Rock y lujuria con Los Cogelones

ORLANDO CANSECO. Para MH RADIO. Ciudad de México, 11 de marzo de 2016. “Rock y Lujuria” es un buen nombre para una escena candente, sexosa, erótica o si bien te va, ponedora. Mucho más cuando el cartel de la propaganda es un magnífico diseño con una chica/demonio desnudándose mientras varios hombres desde abajo, la miran con deseo. Pero estuvimos muy lejos de ello en este viernes por la noche. Lo que sí vimos fue una alucinante escena de rock de los distintos grupos que estaban anunciados en esta ocasión.

Eran cerca de las once de la noche cuando llegamos al Dirty Sound. Las puertas se abrieron y en esa casa de la Doctores, ya se respiraba un aire de fiesta en el patio trasero con la dj Denepa Panky. Ahí ya andaban las bandas de La Radio Muerta, Viv & The Sect, Los Cogelones, Moyo Working, Los Selváticos (que desde hace tiempo no tocaban juntos) y Bang Bang Bang y los Espectros de Toluca.

Yo iba a escuchar especialmente a Los Cogelones, Los Selváticos y a los Bang Bang Bang y Los Espectros, grupos de garage con mucha onda y energía. Tuvimos suerte. Después de escuchar por otro lugar a la morelense Leticia Servín, llegamos justo a tiempo para escuchar a Los Cogelones del municipio de Nezahualcoyotl que iniciaron su presentación con el sonido de un caracol y sus instrumentos prehispánicos. Aunque el sonido esta vez no estuvo tan perfecto, sí pudimos disfrutar de este grupo que lleva al rock y atmósferas prehispánicas aun mismo nivel de experiencia sin igual.

“Nosotros somos Los Cogelones. Venimos del barrio de Nezahualcoyotl. Somos hijos del sol. Eres el rock mexica experimental” nos dicen con una gran seriedad. Los Cogelones son reservados abajo del escenario. Desde atrás miran el ambiente con sus torsos desnudos y delgados, con sus rostros pintados a la usanza mexica, pero cuando están arriba, en verdad que son unos verdaderos guerreros.

Al terminar su primer pieza, uno de ellos comienza a ladrar y luego dice: “Dedicado a toda la banda que tiene pies para danzar y pies para volar” y comienza un rico rockanrolito muy eufórico y veloz. Pero unos instantes después se detienen: “Cuídese banda. Protéjase. Esta noche no habrá sexo hasta después de bailar” lo que genera un fuerte aullido de todo el público.

Los Cogelones encienden la pequeña sala que se ve casi llena. Una tercera pieza es otro rico rockanrolito que lleva sonidos de silbatos de barro y otro de ruido blanco que emula al viento. Una guitarra que se despliega en quintas y con unos riff enloquecidos hacen de la pieza una ricura. El ritmo es atrayente y existe un momento en que detienen el tiempo fuerte y parecen suspenderse en el aire.

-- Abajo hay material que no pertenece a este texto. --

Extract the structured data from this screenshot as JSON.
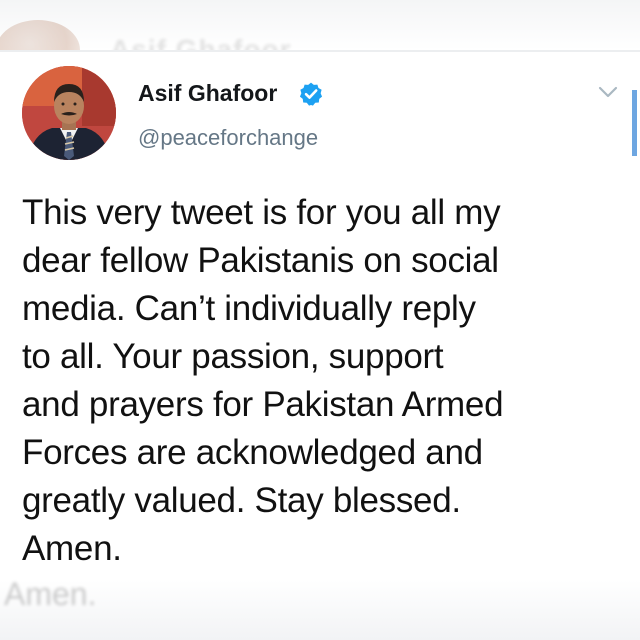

Luego viene una introducción con el huehuetl a ritmo de octavas a dos cuartos mientras el silbato de ruido blanco lo ambienta. La guitarra de manera disimulada interviene en ésta que parece un ritual. “Con dedicatoria especial para la banda que le gusta inyectar miedo en la sociedad y le gusta reprimir”, dice el vocalista, “que nadie apague la flama que todos llevamos dentro, esa flama de libertad. ¡Somos mexicas carnales! A veces nos ignoramos pero por el hecho de haber nacido en Meshico, honorablemente somos rostros mexicas. Y hoy, precisamente, es el año nuevo mexica”.

Los Cogelones son una banda interesante, fuera de todo contexto comercial, llenos de raíces mexicanas y con una conciencia social vista en pocas bandas. Autogestivos e independientes que llevan su música a todas partes porque como ellos dicen, somos una flama de libertad.

Por su parte Bang Bang Bang y los Espectros daría una buena sesión vestidos de cavernícolas, con unos atuendos de color naranja encendidos. “Buenas noche a todos” dice Héctor y nos recetan cerca de 25 minutos de garage lúdico y morboso. Los Selváticos por su parte nos recetan casi el mismo tiempo de música pero con su onda retro, sesentero, “pastoso”, es decir, con un sonido grave pero bien ejecutado. Jessterday, la baterista, es energía pura. Con sus ojos rasgados no deja de aporrear los tambores y de mover su delgada cabeza. Daniel en el bajo y Quasi Moto en la guitarra son energía pura, trío que desde hace tiempo no escuchaba en vivo. Aunque nunca vi lujuria en el evento, sí hubo mucho y buen rockanroll esta noche.